La troisième activité parle d’intelligence collective et le fait plutôt bien. Un caddie rempli de produits nous est présenté, chaque personne devant estimer le poids total en kilogrammes de l’ensemble sans connaître les estimations des personnes précédentes. Une fois notre estimation donnée, on découvre les 100 dernières estimations du public ainsi que leur médiane et le « vrai » poids du caddie. La moyenne est toujours très proche du vrai poids, ce qui est vaguement expliqué par l’écran de fin, qui ajoute un résumé de l’expérience de Galton (il demandait à des gens dans une foire d’estimer le poids d’un bœuf. La médiane des estimations était très proche de la réalité.).

Seule remarque : les conditions de l’effectivité de cette intelligence collective ne sont pas exposées. Il semblerait que ce type d’expérience fonctionne très bien pour des variables quantifiables et ne demandant pas d’expertise particulière pour se faire un avis (ça ne marcherait pas en demandant le montant en dollars nécessaire pour solutionner la faim dans le monde par exemple).

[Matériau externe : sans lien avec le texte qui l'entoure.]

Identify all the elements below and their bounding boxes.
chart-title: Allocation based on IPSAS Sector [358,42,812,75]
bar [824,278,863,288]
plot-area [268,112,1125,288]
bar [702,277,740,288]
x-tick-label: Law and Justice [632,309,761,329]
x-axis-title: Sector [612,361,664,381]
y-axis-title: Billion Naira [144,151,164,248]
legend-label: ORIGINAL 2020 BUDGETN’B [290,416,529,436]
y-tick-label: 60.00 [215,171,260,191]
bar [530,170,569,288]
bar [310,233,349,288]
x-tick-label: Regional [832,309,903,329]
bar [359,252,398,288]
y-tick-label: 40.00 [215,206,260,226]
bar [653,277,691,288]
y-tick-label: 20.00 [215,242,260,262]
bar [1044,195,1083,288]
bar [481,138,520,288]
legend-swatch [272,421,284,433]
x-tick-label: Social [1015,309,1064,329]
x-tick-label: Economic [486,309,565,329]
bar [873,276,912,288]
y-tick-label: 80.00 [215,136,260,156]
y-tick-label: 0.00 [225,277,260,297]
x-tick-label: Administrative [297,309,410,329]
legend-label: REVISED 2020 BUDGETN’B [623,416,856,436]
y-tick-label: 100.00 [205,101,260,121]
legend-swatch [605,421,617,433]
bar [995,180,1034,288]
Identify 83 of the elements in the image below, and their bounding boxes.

De plus, il semblerait que chaque estimation doive être faite sans concertation pour éviter les influences10. Les personnes qui s’essayent à l’exercice, ne respectant pas forcément ces conditions, ne font donc pas émerger d’intelligence collective. En effet, si l’influence entre en jeu, le phénomène observé change complètement et on peut observer l’estimation d’un groupe s’enfoncer dans l’erreur11.

La dernière activité est un faux rayon de supermarché dans lequel tous les produits sont disponibles sous deux versions, de marques et emballages différents. Par exemple deux types de bouteille d’eau, deux types de maquillage, deux types de lessive… Les emballages sont plutôt réalistes et sont de vrais condensés de manipulations classiques du marketing : prix finissant en « …,99 centimes », appels à la nature, des couleurs criardes, des « Vu à la TV », des photos de gens heureux, etc.

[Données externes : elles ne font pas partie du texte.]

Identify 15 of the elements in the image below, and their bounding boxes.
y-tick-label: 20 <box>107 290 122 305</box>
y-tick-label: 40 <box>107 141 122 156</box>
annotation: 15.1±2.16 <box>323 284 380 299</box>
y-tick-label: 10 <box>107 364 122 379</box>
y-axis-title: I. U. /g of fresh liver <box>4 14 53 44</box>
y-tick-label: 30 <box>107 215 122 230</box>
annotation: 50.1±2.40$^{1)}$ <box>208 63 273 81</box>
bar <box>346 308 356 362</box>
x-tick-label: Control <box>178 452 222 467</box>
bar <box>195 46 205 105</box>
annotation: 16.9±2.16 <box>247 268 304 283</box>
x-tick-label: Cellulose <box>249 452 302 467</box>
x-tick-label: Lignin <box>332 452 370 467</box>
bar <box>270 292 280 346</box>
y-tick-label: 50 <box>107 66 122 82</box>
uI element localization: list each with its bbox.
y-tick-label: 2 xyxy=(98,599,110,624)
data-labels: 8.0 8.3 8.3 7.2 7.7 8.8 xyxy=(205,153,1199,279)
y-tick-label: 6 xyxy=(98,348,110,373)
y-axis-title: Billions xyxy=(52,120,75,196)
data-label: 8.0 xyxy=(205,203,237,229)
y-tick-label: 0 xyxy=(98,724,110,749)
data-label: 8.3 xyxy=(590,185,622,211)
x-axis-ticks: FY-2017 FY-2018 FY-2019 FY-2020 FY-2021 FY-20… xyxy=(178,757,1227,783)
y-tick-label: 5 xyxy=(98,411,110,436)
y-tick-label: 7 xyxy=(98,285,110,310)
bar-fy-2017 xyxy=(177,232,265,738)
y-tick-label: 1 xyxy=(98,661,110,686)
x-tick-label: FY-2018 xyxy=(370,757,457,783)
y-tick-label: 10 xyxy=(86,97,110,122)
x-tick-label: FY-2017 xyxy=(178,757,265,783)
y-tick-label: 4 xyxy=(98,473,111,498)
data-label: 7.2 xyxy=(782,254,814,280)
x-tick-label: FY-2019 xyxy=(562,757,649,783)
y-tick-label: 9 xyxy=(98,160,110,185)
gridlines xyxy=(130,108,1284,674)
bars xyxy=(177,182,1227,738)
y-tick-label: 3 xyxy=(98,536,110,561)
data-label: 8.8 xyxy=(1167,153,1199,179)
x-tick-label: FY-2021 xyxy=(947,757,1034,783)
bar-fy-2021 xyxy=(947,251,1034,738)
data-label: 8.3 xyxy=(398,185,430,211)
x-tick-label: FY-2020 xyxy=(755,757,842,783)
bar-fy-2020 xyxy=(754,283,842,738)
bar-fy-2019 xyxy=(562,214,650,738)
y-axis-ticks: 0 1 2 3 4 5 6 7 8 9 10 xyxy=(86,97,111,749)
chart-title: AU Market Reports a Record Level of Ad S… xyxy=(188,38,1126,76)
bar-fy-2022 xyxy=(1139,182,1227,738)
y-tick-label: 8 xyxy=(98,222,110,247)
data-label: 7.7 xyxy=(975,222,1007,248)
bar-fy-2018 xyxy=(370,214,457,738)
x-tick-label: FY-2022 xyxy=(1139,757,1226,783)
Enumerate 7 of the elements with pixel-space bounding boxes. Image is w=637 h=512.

Nous devons choisir un des deux produits pour chaque paire de produits, puis soumettre notre sélection à une caisse virtuelle qui passe en revue chaque paire de produit en nous donnant une brève analyse des manipulations utilisées. Chaque emballage incarne une ou plusieurs techniques de manipulation.

On peut ainsi faire des liens entre des manipulations similaires utilisées sur différents produits, par exemple entre une photo aérienne de champs de thé, un « 100 % naturel » et un « Sans OGM ».

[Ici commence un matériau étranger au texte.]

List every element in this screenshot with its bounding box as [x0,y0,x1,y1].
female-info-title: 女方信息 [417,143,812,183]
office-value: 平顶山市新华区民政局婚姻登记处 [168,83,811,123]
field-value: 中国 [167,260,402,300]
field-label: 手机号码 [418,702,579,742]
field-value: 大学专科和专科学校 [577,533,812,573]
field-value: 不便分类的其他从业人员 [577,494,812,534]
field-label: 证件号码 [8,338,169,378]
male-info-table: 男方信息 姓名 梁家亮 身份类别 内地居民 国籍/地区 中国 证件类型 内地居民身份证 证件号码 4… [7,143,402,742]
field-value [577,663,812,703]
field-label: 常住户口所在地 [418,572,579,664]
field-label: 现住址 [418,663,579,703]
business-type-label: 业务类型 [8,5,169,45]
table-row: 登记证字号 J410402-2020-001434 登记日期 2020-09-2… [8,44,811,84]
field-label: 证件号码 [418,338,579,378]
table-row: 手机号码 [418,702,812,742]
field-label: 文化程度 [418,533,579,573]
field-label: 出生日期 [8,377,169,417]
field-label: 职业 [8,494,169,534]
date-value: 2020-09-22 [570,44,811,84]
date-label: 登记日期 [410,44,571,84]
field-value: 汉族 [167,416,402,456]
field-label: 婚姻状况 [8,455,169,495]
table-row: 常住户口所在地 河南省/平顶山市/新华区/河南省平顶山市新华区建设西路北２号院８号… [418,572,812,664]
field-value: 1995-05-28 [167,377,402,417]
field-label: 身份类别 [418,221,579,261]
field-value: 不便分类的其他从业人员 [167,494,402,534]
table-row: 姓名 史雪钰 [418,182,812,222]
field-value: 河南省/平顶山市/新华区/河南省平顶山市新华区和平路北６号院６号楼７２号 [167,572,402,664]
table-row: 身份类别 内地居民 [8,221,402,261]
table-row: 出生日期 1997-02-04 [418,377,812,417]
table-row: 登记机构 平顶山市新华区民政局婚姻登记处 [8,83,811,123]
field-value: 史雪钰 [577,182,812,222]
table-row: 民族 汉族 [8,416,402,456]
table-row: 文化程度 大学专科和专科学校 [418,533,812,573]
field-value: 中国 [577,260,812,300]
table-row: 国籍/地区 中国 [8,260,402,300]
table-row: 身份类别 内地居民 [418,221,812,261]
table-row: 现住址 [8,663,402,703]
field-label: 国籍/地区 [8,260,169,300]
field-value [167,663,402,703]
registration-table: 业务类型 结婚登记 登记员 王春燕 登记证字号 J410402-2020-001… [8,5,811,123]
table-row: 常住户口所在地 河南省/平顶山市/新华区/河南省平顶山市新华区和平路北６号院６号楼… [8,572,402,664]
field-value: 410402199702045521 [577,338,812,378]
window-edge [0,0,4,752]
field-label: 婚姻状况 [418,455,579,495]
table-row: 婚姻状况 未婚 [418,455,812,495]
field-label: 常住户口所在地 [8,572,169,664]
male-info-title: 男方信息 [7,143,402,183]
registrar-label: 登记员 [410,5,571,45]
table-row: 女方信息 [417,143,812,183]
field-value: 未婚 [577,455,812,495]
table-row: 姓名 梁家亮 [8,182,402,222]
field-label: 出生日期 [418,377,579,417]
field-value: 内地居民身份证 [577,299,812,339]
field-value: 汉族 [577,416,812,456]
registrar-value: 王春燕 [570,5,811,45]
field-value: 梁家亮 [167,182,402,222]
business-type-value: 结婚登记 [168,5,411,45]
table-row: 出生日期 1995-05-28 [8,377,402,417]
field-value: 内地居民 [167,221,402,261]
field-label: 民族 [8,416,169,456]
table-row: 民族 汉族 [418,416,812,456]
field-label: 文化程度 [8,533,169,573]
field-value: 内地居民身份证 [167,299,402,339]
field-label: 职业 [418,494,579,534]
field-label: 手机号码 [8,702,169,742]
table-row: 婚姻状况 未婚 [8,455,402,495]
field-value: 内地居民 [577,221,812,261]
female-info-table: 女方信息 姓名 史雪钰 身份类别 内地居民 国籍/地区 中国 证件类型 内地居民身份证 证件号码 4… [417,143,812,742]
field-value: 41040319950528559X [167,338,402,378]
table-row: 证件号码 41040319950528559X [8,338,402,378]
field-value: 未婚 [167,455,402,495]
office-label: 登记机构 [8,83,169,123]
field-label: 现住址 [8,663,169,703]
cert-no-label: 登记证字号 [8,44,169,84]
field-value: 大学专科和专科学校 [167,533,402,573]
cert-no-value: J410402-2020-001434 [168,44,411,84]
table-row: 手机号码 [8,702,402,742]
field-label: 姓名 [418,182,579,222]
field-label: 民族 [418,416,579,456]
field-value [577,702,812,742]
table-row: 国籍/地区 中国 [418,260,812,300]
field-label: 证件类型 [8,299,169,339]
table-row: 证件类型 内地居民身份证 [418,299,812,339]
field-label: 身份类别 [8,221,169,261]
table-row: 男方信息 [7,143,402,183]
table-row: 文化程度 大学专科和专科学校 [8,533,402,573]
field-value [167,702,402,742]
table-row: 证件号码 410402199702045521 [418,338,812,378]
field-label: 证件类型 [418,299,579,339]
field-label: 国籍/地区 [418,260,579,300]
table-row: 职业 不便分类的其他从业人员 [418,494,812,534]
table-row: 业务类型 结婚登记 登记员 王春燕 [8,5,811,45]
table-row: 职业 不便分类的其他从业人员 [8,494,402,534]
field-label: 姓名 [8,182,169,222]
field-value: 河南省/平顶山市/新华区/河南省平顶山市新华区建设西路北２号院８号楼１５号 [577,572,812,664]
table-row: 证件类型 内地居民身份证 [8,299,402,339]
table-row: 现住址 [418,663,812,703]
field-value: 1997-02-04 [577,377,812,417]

Si l’exercice s’arrêtait ici il aurait été plutôt bon, mais le côté interactif brouille encore une fois le message. En effet, chaque paire de produit analysée par la caisse virtuelle est accompagnée des statistiques des 100 derniers choix des personnes précédentes. On constate très souvent un relatif équilibre entre les deux produits, ce qui nous fait nous demander si le but du dispositif était de démontrer qu’une manipulation fonctionnait systématiquement avec plus de puissance qu’une autre. Si tel était le but, alors pourquoi ne pas avoir opposé un emballage manipulatoire à un autre plus « neutre » ? Si tel n’était pas le but, alors pourquoi avoir affiché les statistiques ?

Cette activité est pour moi représentative de l’exposition : même là où les effets manipulatoires recherchés sont bien présents et où les explications données sont valides, il est difficile de comprendre ce qu’on peut tirer de l’expérience. On a passé un bon moment mais on n’a rien appris. Une camarade médiatrice le formule ainsi : « On a appris qu’on était faillibles et qu’il fallait être vigilant, mais on n’a pas la méthode pour l’être correctement. Des publics nous disent, en sortant de l’expo, qu’il faut faire attention, se méfier, ce qui n’est ni constructif ni critique, mais tout simplement une émotion connotée négativement dont on ne sait que faire. »

Bilan

Terminons la visite avec le « Bilan ». Tel que je l’avais précisé en début d’article, nous récupérons un bracelet connecté au début de l’exposition qui nous permet d’interagir avec tous les dispositifs. Chaque interaction enregistre nos choix, lesquels sont finalement traduits sous forme d’un bilan sur un dernier écran interactif. Nous recevons ainsi un « score d’esprit critique » sur un diagramme en toile d’araignée avec plusieurs sujets.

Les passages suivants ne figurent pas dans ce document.